For years now, Defense Department officials have refused to discuss the details of the Pentagon’s offensive capabilities in the cyber arena, even as they railed against all the cyber attacks against the United States’ ever-vulnerable networks.
It seems however, that the Pentagon is happy to let actions speak for it. Earlier this spring, news reports emerged saying that it was indeed the U.S. and Israel who were behind the Stuxnet worm that famously wreaked havoc on Iran’s attempts to enrich uranium for its nuclear program. That worm was designed to make its way accross copmuter networks around the globe before infiltrating the specific type of Seimens-made SCADA computer that controlled the speeds at which Iran’s uranium enrichment centrifuges spun at. Once inside said computers, the infamous worm reprogrammed the centrifuges to spin at the wrong speeds where they would wreck the enrichment process.
At its time, Stuxnet was considered one of the most sophisticated cyber-weapons ever discovered. It was so sophisticated that analysts speculated that it had to have been made by an organization with the backing of significant government and/or corporate resources.
Well, as you know, Stuxnet has just been topped in sophistication by another American and Israeli-made virus that targeted Iran’s nuclear program. Flame.
So it seems that the virus that has been described as ushering in a new era cyber-warfare by experts at places like Kaspersky Labs, was one of the U.S.’ cyber weapons.
As we wrote last month:
showing that it can take snapshots of an infected computer’s display screen, record audio conversations using the computer’s microphones as well as steal normal computer files.
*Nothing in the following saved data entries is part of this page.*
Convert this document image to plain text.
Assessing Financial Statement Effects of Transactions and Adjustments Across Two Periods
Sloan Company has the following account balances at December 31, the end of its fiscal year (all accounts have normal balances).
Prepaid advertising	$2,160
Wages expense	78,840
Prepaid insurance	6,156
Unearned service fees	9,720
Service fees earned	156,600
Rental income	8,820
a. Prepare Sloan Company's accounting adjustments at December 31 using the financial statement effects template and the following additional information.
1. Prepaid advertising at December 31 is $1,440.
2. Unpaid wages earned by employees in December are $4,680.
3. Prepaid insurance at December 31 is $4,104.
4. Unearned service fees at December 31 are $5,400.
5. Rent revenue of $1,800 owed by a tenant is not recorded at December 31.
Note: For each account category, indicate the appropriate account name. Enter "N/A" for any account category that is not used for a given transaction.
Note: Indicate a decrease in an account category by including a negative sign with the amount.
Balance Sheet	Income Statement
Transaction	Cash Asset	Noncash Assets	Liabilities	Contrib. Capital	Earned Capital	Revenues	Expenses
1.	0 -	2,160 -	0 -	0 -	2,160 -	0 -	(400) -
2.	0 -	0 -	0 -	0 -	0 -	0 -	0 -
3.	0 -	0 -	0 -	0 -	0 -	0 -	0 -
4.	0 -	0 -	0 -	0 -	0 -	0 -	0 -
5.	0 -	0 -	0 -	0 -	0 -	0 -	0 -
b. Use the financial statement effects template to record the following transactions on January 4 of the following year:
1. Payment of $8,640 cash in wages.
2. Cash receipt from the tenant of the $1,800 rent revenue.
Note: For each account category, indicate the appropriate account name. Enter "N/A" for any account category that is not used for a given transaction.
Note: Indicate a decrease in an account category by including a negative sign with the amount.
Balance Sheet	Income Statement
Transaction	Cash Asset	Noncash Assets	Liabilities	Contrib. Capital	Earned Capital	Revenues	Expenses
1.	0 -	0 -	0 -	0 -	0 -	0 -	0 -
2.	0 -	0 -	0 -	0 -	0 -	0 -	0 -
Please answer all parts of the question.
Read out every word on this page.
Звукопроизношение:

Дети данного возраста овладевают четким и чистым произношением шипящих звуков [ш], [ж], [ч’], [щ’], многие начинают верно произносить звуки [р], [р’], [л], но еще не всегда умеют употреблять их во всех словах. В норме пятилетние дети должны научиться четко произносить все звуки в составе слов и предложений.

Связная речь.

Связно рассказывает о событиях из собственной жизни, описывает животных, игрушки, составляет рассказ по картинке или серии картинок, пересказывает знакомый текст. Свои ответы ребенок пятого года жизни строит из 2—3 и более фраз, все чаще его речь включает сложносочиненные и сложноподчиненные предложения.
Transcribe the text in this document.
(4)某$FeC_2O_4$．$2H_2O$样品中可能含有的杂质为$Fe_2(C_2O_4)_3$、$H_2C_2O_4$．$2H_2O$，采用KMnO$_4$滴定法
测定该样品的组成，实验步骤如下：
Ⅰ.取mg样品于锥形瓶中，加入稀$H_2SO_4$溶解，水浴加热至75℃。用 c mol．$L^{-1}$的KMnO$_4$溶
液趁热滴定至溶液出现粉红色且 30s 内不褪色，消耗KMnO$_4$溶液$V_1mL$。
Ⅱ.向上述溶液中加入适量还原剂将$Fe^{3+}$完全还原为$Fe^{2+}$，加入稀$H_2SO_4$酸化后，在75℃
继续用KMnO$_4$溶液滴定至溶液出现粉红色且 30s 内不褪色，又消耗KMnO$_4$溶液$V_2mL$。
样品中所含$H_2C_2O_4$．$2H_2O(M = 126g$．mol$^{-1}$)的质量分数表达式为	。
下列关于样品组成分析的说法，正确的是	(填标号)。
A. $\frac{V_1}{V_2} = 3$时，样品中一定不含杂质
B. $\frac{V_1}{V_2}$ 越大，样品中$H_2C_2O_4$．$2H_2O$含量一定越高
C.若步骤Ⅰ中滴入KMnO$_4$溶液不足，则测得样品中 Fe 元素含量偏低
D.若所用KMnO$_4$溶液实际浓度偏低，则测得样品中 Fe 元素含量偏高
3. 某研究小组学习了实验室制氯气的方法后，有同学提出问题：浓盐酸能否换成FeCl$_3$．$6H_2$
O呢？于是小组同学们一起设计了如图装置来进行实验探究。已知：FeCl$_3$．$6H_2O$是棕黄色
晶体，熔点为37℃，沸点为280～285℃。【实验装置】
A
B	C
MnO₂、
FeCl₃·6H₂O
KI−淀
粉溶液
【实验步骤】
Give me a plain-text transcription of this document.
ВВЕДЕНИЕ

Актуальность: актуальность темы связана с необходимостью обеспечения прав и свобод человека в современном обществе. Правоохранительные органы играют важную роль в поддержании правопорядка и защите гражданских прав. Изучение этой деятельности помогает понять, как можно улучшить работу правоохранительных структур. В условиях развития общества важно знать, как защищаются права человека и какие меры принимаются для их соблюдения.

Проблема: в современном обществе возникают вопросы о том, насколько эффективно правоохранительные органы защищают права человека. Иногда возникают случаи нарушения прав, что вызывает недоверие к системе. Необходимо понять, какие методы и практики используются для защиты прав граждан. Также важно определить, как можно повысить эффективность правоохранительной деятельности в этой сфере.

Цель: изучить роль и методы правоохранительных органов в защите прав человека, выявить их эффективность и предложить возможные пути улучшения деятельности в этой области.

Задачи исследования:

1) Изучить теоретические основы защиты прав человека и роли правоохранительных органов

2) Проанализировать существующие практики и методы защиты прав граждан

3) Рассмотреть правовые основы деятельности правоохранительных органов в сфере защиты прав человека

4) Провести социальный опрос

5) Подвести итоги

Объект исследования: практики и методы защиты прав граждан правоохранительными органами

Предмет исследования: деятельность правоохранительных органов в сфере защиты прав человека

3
However, it can also be remotely re-programmed to switch from intel-gathering to offensive mode, turning itself into a cyber weapon capable of disrupting its targets’ basic functions, much like the Stuxnet virus did to Iran’s Uranium enrichment centrifuges.
All of these advanced features in one worm led Internet security firm Kaspersky to call the arrival of Flame, “another phase in this [cyber ]war, and it’s important to understand that such cyber weapons can easily be used against any country. Unlike with conventional warfare, the more developed countries are actually the most vulnerable in this case.”
Or as former DT cyber writer Kevin Coleman quoted another analyst as saying, “Flame redefines cyber espionage, it makes all the other software in that category look like cheap toys!”
What’s most impressive — or scary — is that, according to the Washington Post, Flame — which has been hiding out there undiscovered for years as a routine Microsoft software update — is just the tip of the iceberg in a massive cyber espionage effort against Iran.
The massive piece of malware secretly mapped and monitored Iran’s computer networks, sending back a steady stream of intelligence to prepare for a cyberwarfare campaign, according to the officials. The effort, involving the National Security Agency, the CIA and Israel’s military, has included the use of destructive software such as the Stuxnet virus to cause malfunctions in Iran’s nuclear-enrichment equipment.
The emerging details about Flame provide new clues to what is thought to be the first sustained campaign of cyber-sabotage against an adversary of the United States.
“This is about preparing the battlefield for another type of covert action,” said one former high-ranking U.S. intelligence official, who added that Flame and Stuxnet were elements of a broader assault that continues today. “Cyber-collection against the Iranian program is way further down the road than this.”
Who knows what other types of cyber weapons we’ll see coming from the U.S. or what types of weapons will now be unleashed on the U.S. Remember, reality can often be stranger than fiction. However, as impressive and worrisome as these cyber weapons may be, they might just be playing a role in reducing the risk of a potentially much more destructive shooting war breaking out, as the Post points out.
The U.S.-Israeli collaboration was intended to slow Iran’s nuclear program, reduce the pressure for a conventional military attack and extend the timetable for diplomacy and sanctions.